How will the conference address vaccine misinformation?
We are having an exclusive screening of a documentary about the anti-vaccine movement, Virulent: The Vaccine War. The producer of that documentary . . . pointed out to me that COVID-19 has been the crisis that the anti-vaccine movement had been waiting for. They were poised to take advantage of it and have taken advantage of it very effectively.
Antivax messaging has been very persuasive. Information inevitably develops over the course of a pandemic. If you want to be nefarious, you can take the [change in] information and frame it as proof of wrongdoing, put it on social media, and have it widely disseminated. Meanwhile, others are going through the much more time-consuming and painstaking process of developing the right explanation for new information.
Within the conference there are those with differing viewpoints — those who think the messaging hasn’t been handled well by the government and [those who have] differences of opinion about how licensure should be carried out and whether there should be patent waivers granted.
We have one participant in a panel who has staked out a position in favor of natural immunity to COVID, in particular, and it’s important that we have that view represented and out in the open rather than having a conference that is ideologically monotone and everyone has the same opinion on everything.
Through our roundtable discussions we hope to establish some best practices and standards for how we, as experts in the field, think that different aspects of vaccine law should be carried out, particularly with respect to mandates and exemptions. That’s a table you want to have a seat at. We will be publishing our proceedings and our determinations once the conference is concluded.
How can people register for the conference?
Registration for the event can be completed on our website, vaccinelawconference.org. Space is limited, so we encourage early registration. We chose to hold the conference at a law school rather than a convention center for its proximity to academia and to reduce the expense.

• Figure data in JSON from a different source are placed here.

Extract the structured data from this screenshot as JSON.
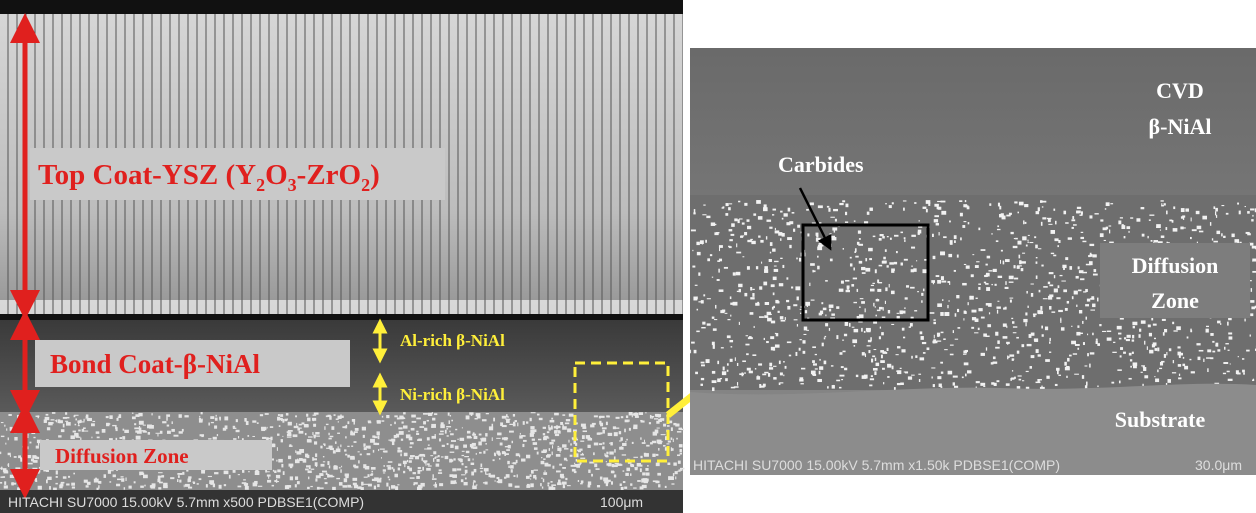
{
  "left_panel": {
    "top_coat_label": [
      "Top Coat-YSZ (Y",
      "2",
      "O",
      "3",
      "-ZrO",
      "2",
      ")"
    ],
    "bond_coat_label": "Bond Coat-β-NiAl",
    "diffusion_label": "Diffusion Zone",
    "al_rich_label": "Al-rich β-NiAl",
    "ni_rich_label": "Ni-rich β-NiAl",
    "footer": "HITACHI SU7000 15.00kV 5.7mm x500 PDBSE1(COMP)",
    "scale_bar": "100μm"
  },
  "right_panel": {
    "cvd_label": [
      "CVD",
      "β-NiAl"
    ],
    "carbides_label": "Carbides",
    "diffusion_label": [
      "Diffusion",
      "Zone"
    ],
    "substrate_label": "Substrate",
    "footer": "HITACHI SU7000 15.00kV 5.7mm x1.50k PDBSE1(COMP)",
    "scale_bar": "30.0μm"
  }
}
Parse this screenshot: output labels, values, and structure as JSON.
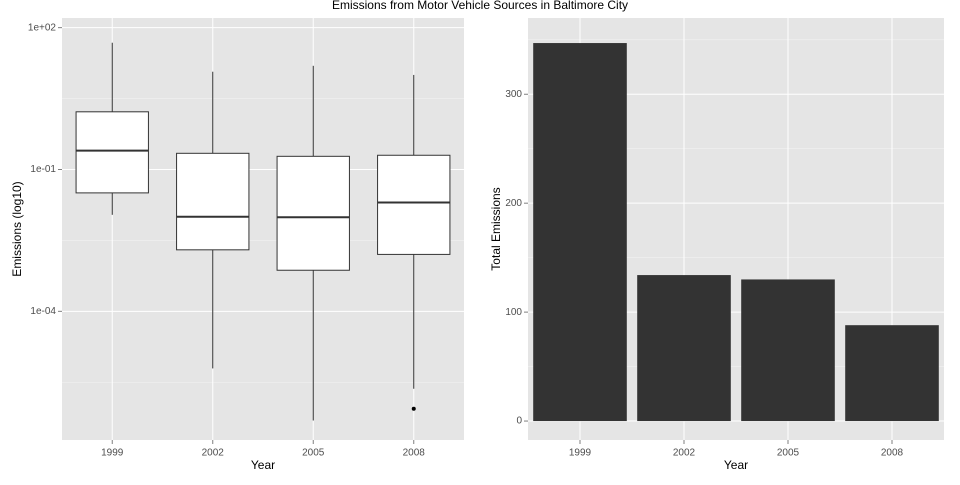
{
  "title": "Emissions from Motor Vehicle Sources in Baltimore City",
  "chart_data": [
    {
      "type": "box",
      "x_label": "Year",
      "y_label": "Emissions (log10)",
      "log_scale": true,
      "grid": true,
      "categories": [
        "1999",
        "2002",
        "2005",
        "2008"
      ],
      "whisker_low": [
        0.011,
        6.2e-06,
        4.9e-07,
        2.3e-06
      ],
      "q1": [
        0.032,
        0.002,
        0.00074,
        0.0016
      ],
      "median": [
        0.25,
        0.01,
        0.0098,
        0.02
      ],
      "q3": [
        1.66,
        0.22,
        0.19,
        0.2
      ],
      "whisker_high": [
        48,
        11.7,
        15.6,
        10
      ],
      "outliers": [
        [],
        [],
        [],
        [
          8.7e-07
        ]
      ],
      "color": "#ffffff",
      "ylim": [
        1.9e-07,
        160
      ],
      "yticks": [
        {
          "value": 100,
          "label": "1e+02"
        },
        {
          "value": 0.1,
          "label": "1e-01"
        },
        {
          "value": 0.0001,
          "label": "1e-04"
        }
      ]
    },
    {
      "type": "bar",
      "x_label": "Year",
      "y_label": "Total Emissions",
      "grid": true,
      "categories": [
        "1999",
        "2002",
        "2005",
        "2008"
      ],
      "values": [
        347,
        134,
        130,
        88
      ],
      "color": "#333333",
      "ylim": [
        -17.4,
        370
      ],
      "yticks": [
        0,
        100,
        200,
        300
      ]
    }
  ]
}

However, we are working to ensure accessibility for those interested. We’ve created a highly discounted rate to allow public health officials around the country to attend the conference virtually. There’s a discount of more than 50 percent for government employees, students, and academics and a discount of about 75 percent for the virtual attendance of county, state, or municipal public health officials dealing with vaccination issues.
This isn’t going to be a conference that makes money. Those of us who have been organizing it have paid for a lot of this out of our own pockets. We are still soliciting sponsors and grants and so forth, but overall the idea is to use this as an opportunity to disseminate information and allow for people to participate in the widest possible and practical manner, so we can get to the heart of the current public health crisis.